No-Code Tuning Examples
This page provides a step-by-step walkthrough of no-code tuning using the demo preset.
Prerequisites
Uses intelligence/zenith_tune/nocode/fake_train.py from aibooster-examples.
This script is a dummy training script whose execution time varies depending on --batch-size, --num-workers, and the OMP_NUM_THREADS environment variable.
# Verify it works
python fake_train.py --epochs 3
Starting training: epochs=3, batch_size=32, num_workers=4, OMP_NUM_THREADS=(not set)

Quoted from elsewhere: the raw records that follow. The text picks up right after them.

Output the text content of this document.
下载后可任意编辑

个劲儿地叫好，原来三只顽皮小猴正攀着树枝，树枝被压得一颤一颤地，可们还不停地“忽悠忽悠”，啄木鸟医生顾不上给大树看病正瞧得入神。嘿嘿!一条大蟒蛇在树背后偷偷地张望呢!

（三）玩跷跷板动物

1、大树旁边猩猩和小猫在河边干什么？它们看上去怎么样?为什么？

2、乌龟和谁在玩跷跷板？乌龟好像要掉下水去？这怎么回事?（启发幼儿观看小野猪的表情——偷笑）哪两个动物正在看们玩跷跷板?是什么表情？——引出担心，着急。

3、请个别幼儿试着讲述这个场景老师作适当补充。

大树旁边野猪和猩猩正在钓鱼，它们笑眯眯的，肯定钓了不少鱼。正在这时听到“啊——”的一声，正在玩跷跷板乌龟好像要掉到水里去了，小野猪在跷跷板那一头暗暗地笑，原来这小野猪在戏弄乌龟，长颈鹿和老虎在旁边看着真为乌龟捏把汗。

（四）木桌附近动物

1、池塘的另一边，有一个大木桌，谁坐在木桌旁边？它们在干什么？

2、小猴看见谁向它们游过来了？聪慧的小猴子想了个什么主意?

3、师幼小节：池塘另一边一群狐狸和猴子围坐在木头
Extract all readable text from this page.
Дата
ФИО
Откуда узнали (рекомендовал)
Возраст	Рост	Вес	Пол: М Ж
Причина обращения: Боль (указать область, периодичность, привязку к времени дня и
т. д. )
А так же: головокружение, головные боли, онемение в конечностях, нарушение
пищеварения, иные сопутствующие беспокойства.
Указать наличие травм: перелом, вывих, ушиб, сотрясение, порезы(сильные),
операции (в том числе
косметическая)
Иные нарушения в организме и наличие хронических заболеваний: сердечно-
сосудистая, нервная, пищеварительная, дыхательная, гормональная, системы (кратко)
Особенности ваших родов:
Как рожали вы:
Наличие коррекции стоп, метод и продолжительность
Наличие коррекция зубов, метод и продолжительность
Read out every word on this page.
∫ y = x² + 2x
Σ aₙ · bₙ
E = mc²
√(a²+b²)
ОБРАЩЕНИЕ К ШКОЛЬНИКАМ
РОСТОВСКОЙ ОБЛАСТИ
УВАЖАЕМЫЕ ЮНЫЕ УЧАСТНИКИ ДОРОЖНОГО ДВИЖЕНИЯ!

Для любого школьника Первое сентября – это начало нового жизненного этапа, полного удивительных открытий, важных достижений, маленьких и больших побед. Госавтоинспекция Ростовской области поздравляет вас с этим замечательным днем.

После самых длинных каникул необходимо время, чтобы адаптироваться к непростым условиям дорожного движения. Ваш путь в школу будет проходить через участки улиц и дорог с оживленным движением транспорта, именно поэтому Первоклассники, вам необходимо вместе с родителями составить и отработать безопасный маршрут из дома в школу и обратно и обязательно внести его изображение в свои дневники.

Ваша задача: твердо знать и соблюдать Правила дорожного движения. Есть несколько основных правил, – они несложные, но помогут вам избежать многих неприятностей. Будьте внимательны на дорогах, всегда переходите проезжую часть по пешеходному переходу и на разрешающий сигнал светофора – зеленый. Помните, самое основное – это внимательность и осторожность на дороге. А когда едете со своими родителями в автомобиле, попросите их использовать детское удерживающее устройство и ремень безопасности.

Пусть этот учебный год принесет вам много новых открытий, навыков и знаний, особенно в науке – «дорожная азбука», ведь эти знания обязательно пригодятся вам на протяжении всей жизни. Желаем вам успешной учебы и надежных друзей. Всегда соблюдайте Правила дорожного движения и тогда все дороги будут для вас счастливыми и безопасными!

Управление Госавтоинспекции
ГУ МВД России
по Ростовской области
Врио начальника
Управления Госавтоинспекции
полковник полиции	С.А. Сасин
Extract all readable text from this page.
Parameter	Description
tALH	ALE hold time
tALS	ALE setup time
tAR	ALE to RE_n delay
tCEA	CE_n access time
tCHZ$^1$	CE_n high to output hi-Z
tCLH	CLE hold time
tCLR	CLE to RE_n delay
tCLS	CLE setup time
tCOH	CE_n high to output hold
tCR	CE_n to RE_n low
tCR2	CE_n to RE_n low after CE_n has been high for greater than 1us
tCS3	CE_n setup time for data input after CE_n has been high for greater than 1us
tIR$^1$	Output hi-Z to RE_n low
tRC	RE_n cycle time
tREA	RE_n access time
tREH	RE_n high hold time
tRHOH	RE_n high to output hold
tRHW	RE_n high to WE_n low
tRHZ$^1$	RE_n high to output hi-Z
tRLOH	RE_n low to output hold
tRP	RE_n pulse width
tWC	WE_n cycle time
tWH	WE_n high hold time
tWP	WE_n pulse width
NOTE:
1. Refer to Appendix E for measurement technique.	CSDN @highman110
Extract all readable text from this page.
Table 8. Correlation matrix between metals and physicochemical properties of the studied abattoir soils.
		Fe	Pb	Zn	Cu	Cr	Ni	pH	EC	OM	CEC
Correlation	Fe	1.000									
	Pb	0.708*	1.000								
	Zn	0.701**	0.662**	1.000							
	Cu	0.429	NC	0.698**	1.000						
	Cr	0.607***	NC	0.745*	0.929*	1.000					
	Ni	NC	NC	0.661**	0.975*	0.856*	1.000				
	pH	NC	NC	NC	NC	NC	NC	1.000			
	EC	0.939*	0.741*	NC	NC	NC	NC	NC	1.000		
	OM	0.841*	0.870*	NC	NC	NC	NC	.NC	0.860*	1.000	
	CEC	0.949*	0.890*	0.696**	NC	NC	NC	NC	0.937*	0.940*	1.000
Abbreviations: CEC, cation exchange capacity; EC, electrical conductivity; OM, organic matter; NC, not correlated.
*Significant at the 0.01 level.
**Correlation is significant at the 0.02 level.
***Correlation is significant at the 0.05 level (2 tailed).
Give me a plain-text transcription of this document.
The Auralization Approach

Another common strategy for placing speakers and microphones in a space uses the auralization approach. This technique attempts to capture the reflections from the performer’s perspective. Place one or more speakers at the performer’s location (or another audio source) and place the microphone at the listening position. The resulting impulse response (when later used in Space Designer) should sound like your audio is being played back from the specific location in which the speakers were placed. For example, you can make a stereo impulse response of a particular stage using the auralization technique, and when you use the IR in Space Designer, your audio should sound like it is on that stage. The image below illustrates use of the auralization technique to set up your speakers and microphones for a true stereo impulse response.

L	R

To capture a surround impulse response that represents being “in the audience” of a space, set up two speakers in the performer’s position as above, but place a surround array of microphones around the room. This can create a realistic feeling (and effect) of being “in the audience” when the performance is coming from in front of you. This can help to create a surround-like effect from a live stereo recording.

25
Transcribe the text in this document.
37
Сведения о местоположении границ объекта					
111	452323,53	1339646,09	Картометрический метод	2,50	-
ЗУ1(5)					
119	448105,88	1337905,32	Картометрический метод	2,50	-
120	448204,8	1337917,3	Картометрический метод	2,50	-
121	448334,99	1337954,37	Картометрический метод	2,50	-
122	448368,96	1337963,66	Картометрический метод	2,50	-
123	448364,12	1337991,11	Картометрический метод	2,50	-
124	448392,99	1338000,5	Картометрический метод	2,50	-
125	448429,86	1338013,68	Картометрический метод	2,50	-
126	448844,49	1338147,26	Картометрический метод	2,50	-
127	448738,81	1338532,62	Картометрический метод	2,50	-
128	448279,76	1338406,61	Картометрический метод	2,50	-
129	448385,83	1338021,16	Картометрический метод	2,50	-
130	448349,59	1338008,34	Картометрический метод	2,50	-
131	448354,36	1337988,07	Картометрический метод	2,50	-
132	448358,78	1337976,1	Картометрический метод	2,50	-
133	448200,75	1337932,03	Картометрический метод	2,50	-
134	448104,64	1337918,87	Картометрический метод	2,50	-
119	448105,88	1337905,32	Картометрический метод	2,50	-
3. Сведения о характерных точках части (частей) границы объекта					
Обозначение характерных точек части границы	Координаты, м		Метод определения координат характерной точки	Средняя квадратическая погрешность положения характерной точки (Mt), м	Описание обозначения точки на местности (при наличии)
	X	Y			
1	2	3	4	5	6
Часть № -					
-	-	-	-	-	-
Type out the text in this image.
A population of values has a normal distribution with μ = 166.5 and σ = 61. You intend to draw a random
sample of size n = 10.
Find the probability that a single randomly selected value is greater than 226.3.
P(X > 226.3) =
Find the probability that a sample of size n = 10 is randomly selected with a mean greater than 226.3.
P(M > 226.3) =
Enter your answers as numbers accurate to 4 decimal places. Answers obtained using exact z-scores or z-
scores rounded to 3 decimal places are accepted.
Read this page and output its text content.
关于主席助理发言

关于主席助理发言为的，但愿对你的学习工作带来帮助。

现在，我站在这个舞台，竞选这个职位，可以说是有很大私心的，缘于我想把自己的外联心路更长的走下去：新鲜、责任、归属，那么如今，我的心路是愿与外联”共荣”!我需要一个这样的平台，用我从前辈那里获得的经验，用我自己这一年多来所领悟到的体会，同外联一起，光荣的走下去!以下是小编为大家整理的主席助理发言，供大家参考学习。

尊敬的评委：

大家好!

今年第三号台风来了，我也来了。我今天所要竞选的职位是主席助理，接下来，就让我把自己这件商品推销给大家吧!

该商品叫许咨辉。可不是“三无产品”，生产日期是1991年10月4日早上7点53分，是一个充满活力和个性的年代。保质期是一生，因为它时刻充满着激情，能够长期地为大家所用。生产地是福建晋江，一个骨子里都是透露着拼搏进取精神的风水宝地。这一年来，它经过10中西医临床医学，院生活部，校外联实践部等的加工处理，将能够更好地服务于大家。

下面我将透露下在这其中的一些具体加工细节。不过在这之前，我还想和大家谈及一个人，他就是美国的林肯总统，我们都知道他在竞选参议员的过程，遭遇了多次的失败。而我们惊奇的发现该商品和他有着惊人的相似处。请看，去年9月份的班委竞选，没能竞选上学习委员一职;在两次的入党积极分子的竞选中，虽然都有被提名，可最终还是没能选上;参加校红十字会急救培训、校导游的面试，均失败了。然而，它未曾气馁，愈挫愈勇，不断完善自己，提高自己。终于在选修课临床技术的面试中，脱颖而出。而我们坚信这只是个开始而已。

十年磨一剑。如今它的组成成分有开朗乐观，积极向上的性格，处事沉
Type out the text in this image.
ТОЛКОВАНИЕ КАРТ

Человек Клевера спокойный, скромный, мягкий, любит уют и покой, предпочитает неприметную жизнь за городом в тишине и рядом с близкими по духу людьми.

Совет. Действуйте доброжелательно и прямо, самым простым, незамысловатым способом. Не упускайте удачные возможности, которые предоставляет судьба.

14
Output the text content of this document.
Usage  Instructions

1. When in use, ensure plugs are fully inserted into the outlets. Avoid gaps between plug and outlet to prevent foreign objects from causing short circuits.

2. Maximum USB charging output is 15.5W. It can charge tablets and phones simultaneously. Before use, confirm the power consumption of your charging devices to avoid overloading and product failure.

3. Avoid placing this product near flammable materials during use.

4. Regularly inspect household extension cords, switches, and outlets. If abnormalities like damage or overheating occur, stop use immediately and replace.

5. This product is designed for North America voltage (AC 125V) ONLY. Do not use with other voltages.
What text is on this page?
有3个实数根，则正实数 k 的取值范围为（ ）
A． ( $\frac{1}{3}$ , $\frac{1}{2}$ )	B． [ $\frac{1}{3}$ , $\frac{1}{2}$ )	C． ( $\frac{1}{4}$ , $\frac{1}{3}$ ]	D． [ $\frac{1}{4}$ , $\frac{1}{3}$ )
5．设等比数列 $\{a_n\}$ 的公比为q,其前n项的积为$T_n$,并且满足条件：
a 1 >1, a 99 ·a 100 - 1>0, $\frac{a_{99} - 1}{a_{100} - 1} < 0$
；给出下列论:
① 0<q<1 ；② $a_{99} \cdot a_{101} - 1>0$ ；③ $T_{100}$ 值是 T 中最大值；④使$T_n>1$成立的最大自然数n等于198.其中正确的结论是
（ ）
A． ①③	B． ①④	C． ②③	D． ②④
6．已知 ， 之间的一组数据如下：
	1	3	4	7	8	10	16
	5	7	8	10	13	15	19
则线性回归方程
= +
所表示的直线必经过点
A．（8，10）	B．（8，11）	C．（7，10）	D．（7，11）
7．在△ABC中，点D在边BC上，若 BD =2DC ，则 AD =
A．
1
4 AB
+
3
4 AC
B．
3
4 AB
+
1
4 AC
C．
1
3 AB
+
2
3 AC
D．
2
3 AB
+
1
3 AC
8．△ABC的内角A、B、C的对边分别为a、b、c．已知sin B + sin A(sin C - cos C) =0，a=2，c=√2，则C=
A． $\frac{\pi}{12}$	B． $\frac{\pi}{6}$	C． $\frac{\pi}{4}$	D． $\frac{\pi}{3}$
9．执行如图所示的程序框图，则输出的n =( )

Epoch 1/3 completed in 0.330s
Epoch 2/3 completed in 0.323s
Epoch 3/3 completed in 0.337s
Total training time: 0.99s
1. Check Available Presets
zenithtune optimize --list --dev
Presets:
dev:demo
Strategies:
grid
random
Evaluators:
duration
2. Run Tuning
Run 5 trials with the dev:demo preset.
zenithtune optimize --preset dev:demo --dev --n-trials 5 -- python fake_train.py --epochs 3
A total of 5 trials including the baseline (running the original command as-is) are executed, and the study is saved under outputs/.
3. Analyze Tuning Results
zenithtune analyze outputs/study_YYYYMMDD_HHMMSS/study.db
Analysis graphs (history.png, timeline.png, importances.png) are generated in the study directory.
4. Run Command with Optimal Parameters
zenithtune apply --db-path outputs/study_YYYYMMDD_HHMMSS/study.db --preset dev:demo --dev -- python fake_train.py --epochs 10
Applies the best parameters discovered during tuning and runs the command.
You can specify different options from those used during tuning, such as --epochs 10, for production runs.
Inside the Demo Preset
The dev:demo preset optimizes the following 3 parameters.
| Parameter | Applied to | Search Range |
|---|---|---|
batch_size | --batch-size | 8–256 (step 8) |
num_workers | --num-workers | 1–16 |
omp_num_threads | Environment variable OMP_NUM_THREADS | 1–number of CPU cores |
RegexEvaluator is used to extract Total training time: X.XXs from stdout and minimize it.